English composer and organist

William Hutchins Callcott (1807 – 5 August 1882) was an English organist, composer and arranger of music.

==Life==
Callcott, born in Kensington in 1807, was a younger son of the musician John Wall Callcott, and nephew of the painter Augustus Wall Callcott. As a child he received some instruction from his father, and later continued his studies under his brother-in-law, William Horsley. On 4 July 1830 he was elected a member of the Royal Society of Musicians.

Callcott was for some years organist of Ely Place Chapel, and was the composer and arranger of songs and glees. In the latter part of his life he suffered much from ill-health. He died in Kensington on 5 August 1882, and was buried on the 9 August at Kensal Green Cemetery.

He married Mary Stuart. Their son, Robert Stuart Callcott (1851–1886), showed great promise as an organist and musician but died in the spring of 1886 at an early age.
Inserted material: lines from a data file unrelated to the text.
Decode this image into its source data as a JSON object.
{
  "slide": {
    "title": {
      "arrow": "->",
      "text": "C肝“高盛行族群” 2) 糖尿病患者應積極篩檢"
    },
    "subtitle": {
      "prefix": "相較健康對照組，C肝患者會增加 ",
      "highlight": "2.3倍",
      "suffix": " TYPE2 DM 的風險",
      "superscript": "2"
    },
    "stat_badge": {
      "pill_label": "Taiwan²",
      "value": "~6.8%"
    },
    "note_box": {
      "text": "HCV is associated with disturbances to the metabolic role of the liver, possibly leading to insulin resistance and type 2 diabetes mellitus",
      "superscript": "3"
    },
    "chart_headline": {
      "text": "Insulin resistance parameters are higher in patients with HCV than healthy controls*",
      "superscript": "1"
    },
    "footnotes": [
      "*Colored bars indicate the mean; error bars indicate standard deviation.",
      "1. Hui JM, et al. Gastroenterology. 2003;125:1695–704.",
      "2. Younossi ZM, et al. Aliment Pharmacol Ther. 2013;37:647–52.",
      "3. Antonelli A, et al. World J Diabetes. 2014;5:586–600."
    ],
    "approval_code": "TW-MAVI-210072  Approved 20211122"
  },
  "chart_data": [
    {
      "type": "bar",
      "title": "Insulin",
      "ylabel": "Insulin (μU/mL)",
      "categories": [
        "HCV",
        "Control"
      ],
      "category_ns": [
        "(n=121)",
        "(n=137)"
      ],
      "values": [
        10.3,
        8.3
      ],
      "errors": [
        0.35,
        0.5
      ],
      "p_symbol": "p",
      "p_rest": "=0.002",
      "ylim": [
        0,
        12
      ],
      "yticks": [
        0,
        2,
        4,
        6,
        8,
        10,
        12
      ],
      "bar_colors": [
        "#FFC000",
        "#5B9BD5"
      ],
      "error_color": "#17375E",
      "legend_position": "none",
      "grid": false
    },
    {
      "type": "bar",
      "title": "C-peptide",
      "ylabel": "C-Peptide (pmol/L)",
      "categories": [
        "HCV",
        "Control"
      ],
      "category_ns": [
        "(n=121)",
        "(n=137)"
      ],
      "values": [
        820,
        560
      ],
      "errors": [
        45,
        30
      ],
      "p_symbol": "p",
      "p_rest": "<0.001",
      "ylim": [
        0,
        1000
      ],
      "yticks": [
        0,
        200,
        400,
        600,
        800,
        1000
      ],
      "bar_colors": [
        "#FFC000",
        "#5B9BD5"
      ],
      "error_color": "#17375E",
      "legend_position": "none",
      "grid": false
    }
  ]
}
Their daughter Emma Stuart Callcott married the Irish painter George Bernard O'Neill. Their son was the composer Norman O'Neill.

==Publications==
Callcott published in 1836 an abridgement of his father's Musical Grammar, in 1840 a collection of psalm and hymn tunes for Edward Bickersteth's Christian Psalmody, and in 1843 The Child's own Singing Book. In the latter work he was assisted by his wife Maria, who was the author of religious stories. In 1851 he published Remarks on the Royal Albert Piano (exhibited at the International Exhibition of that year), and in 1859 A few Facts on the Life of Handel.

Callcott composed several songs, glees, and anthems, but his name was principally known by his arrangements and transcriptions for the piano, which amount to many hundred pieces.